SCO2IL GRUPPO DI SHANGAI
Nei giorni in cui l’UE è stata travolta dalla Brexit e l’intera costruzione europea ha iniziato a scricchiolare sotto i colpi della volontà popolare, dall’altra parte del mondo è avvenuta una cosa che i delicati sensori dei media occidentali non hanno registrato.

A Tashkent, in Uzbekistan, i capi di Stato delle nazioni aderenti al “Gruppo di Shangai” (SCO – Shangai Cooperation Organization) hanno ratificato l’ingresso di altri due paesi: India e Pakistan.
Il Gruppo di Shangai è stato fondato nel 1996 da Cina, Russia, Kazakistan, Kirgizistan e Tagikistan; nel 2001 è entrato a farne parte anche l’Uzbekistan.
L’organismo, nato come forma di cooperazione militare (il primo atto fu la riduzione dei contingenti militari nelle aree confinanti i paesi aderenti), si è poi allargato alla cooperazione economica e politica.

UNA POTENZA EURASIATICA
Ora, con l’ingresso di India e Pakistan (che si concretizzerà nel 2017) e la possibile futura adesione dell’Iran, SCO diventa un’organizzazione di portata globale: sommando anche i Paesi con lo status di osservatori, l’alleanza racchiude oltre la metà della popolazione mondiale, il 60% del continente eurasiatico ed un’area geopolitica che va dal Mar Cinese meridionale al Mar Baltico, dal Golfo Persico al Golfo del Bengala; e raccoglie tute le cinque religioni non occidentali (cristianesimo orientale, confucianesimo, islam, induismo e buddismo).

SCO_(orthographic_projection).svg (1)L’importanza geostrategica di questa organizzazione è evidente.
Zbigniew Brzezinski, il teorico Usa della moderna strategia anti russa, dell’allargamento della Nato ad est e dell’annessione dell’Ucraina alla sfera occidentale, ha individuato l’Eurasia come chiave di volta del dominio globale, come un “super continente assiale del mondo”, capace di dare, a chi lo dovesse controllare, “un’influenza determinante su due delle tre regioni economicamente più produttive del mondo, l’Europa occidentale e l’Asia orientale”. Per questo fin dalla fine degli anni ’90, ha suggerito una strategia capace “di garantire che nessuno Stato o insieme di Stati acquisisca la capacità di espellere gli Stati Uniti o anche diminuire il suo ruolo decisivo” nella regione.

L’Organizzazione di Shangai si rafforza proprio in chiave anti-americana, proponendo un modello di partnership vincolata ad interessi comuni e a precise funzioni geopolitiche.
Come dichiarò Vladimir Putin nel vertice del 2008: “Dio ha benedetto i paesi della nostra regione affinché facciano uso dei loro vantaggi competitivi geografici e storici” immaginando un chiara funzione di modello alternativo a quello dell’Occidente: “Ora vediamo chiaramente l’errore del monopolio nel mondo della finanza e la politica di egoismi economici”.

UN REGIONALISMO APERTO
Come ha spiegato Dmitry Kosyrev su Ria Novosti (qui l’articolo in inglese), SCO “non è un’Alleanza (come la Nato), né un’Unione (come la UE), perché tutti i suoi membri ritengono che il tempo delle Unioni è passato”. È un tentativo di costruire un moderno modello di relazione tra stati sovrani che mantengono le loro specificità e non si “neutralizzano dentro regole e norme.

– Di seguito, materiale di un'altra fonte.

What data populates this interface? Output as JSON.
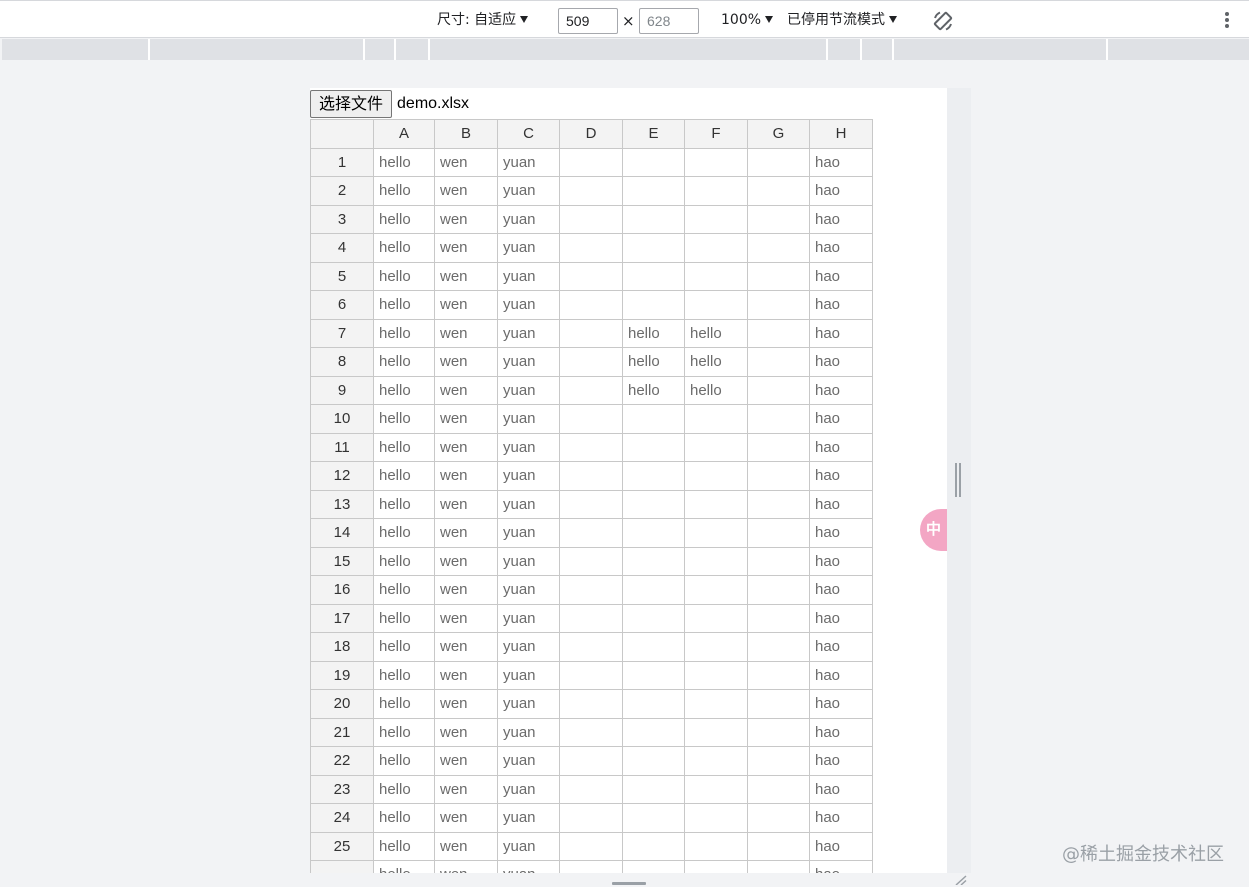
{
  "devtools": {
    "size_label": "尺寸: 自适应",
    "width_value": "509",
    "height_value": "628",
    "times": "×",
    "zoom_label": "100%",
    "throttle_label": "已停用节流模式"
  },
  "page": {
    "choose_file_label": "选择文件",
    "file_name": "demo.xlsx"
  },
  "sheet": {
    "columns": [
      "A",
      "B",
      "C",
      "D",
      "E",
      "F",
      "G",
      "H"
    ],
    "rows": [
      {
        "n": "1",
        "cells": [
          "hello",
          "wen",
          "yuan",
          "",
          "",
          "",
          "",
          "hao"
        ]
      },
      {
        "n": "2",
        "cells": [
          "hello",
          "wen",
          "yuan",
          "",
          "",
          "",
          "",
          "hao"
        ]
      },
      {
        "n": "3",
        "cells": [
          "hello",
          "wen",
          "yuan",
          "",
          "",
          "",
          "",
          "hao"
        ]
      },
      {
        "n": "4",
        "cells": [
          "hello",
          "wen",
          "yuan",
          "",
          "",
          "",
          "",
          "hao"
        ]
      },
      {
        "n": "5",
        "cells": [
          "hello",
          "wen",
          "yuan",
          "",
          "",
          "",
          "",
          "hao"
        ]
      },
      {
        "n": "6",
        "cells": [
          "hello",
          "wen",
          "yuan",
          "",
          "",
          "",
          "",
          "hao"
        ]
      },
      {
        "n": "7",
        "cells": [
          "hello",
          "wen",
          "yuan",
          "",
          "hello",
          "hello",
          "",
          "hao"
        ]
      },
      {
        "n": "8",
        "cells": [
          "hello",
          "wen",
          "yuan",
          "",
          "hello",
          "hello",
          "",
          "hao"
        ]
      },
      {
        "n": "9",
        "cells": [
          "hello",
          "wen",
          "yuan",
          "",
          "hello",
          "hello",
          "",
          "hao"
        ]
      },
      {
        "n": "10",
        "cells": [
          "hello",
          "wen",
          "yuan",
          "",
          "",
          "",
          "",
          "hao"
        ]
      },
      {
        "n": "11",
        "cells": [
          "hello",
          "wen",
          "yuan",
          "",
          "",
          "",
          "",
          "hao"
        ]
      },
      {
        "n": "12",
        "cells": [
          "hello",
          "wen",
          "yuan",
          "",
          "",
          "",
          "",
          "hao"
        ]
      },
      {
        "n": "13",
        "cells": [
          "hello",
          "wen",
          "yuan",
          "",
          "",
          "",
          "",
          "hao"
        ]
      },
      {
        "n": "14",
        "cells": [
          "hello",
          "wen",
          "yuan",
          "",
          "",
          "",
          "",
          "hao"
        ]
      },
      {
        "n": "15",
        "cells": [
          "hello",
          "wen",
          "yuan",
          "",
          "",
          "",
          "",
          "hao"
        ]
      },
      {
        "n": "16",
        "cells": [
          "hello",
          "wen",
          "yuan",
          "",
          "",
          "",
          "",
          "hao"
        ]
      },
      {
        "n": "17",
        "cells": [
          "hello",
          "wen",
          "yuan",
          "",
          "",
          "",
          "",
          "hao"
        ]
      },
      {
        "n": "18",
        "cells": [
          "hello",
          "wen",
          "yuan",
          "",
          "",
          "",
          "",
          "hao"
        ]
      },
      {
        "n": "19",
        "cells": [
          "hello",
          "wen",
          "yuan",
          "",
          "",
          "",
          "",
          "hao"
        ]
      },
      {
        "n": "20",
        "cells": [
          "hello",
          "wen",
          "yuan",
          "",
          "",
          "",
          "",
          "hao"
        ]
      },
      {
        "n": "21",
        "cells": [
          "hello",
          "wen",
          "yuan",
          "",
          "",
          "",
          "",
          "hao"
        ]
      },
      {
        "n": "22",
        "cells": [
          "hello",
          "wen",
          "yuan",
          "",
          "",
          "",
          "",
          "hao"
        ]
      },
      {
        "n": "23",
        "cells": [
          "hello",
          "wen",
          "yuan",
          "",
          "",
          "",
          "",
          "hao"
        ]
      },
      {
        "n": "24",
        "cells": [
          "hello",
          "wen",
          "yuan",
          "",
          "",
          "",
          "",
          "hao"
        ]
      },
      {
        "n": "25",
        "cells": [
          "hello",
          "wen",
          "yuan",
          "",
          "",
          "",
          "",
          "hao"
        ]
      },
      {
        "n": "",
        "cells": [
          "hello",
          "wen",
          "yuan",
          "",
          "",
          "",
          "",
          "hao"
        ]
      }
    ]
  },
  "ime_badge": "中",
  "watermark": "@稀土掘金技术社区",
  "icons": {
    "rotate": "rotate-icon",
    "more": "kebab-icon",
    "caret": "caret-down-icon"
  },
  "colors": {
    "header_bg": "#f3f3f3",
    "grid_border": "#c8c8c8",
    "cell_text": "#6b6b6b",
    "ime_badge": "#f3a6c4"
  }
}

Non si tratta di una sfida all’Occidente standardizzato ma un modo per non ripeterne gli errori”. È un regionalismo aperto più semplice del modello europeo anche perché non coinvolto in autoritari progetti d’integrazione e di annullamento delle sovranità.
Probabilmente l’Organizzazione di Shangai avrà difficoltà a gestire maggiori complessità ma in questa fase sembra essere un modello più funzionale di quello europeo schiacciato dagli interessi della finanza e dai progetti di dominio di un’élite tecnocratica.

Mentre il mondo è sempre più multipolare e definisce nuove aree d’influenza, l’Europa di Bruxelles si riduce ad essere la marginale provincia di un Occidente in crisi.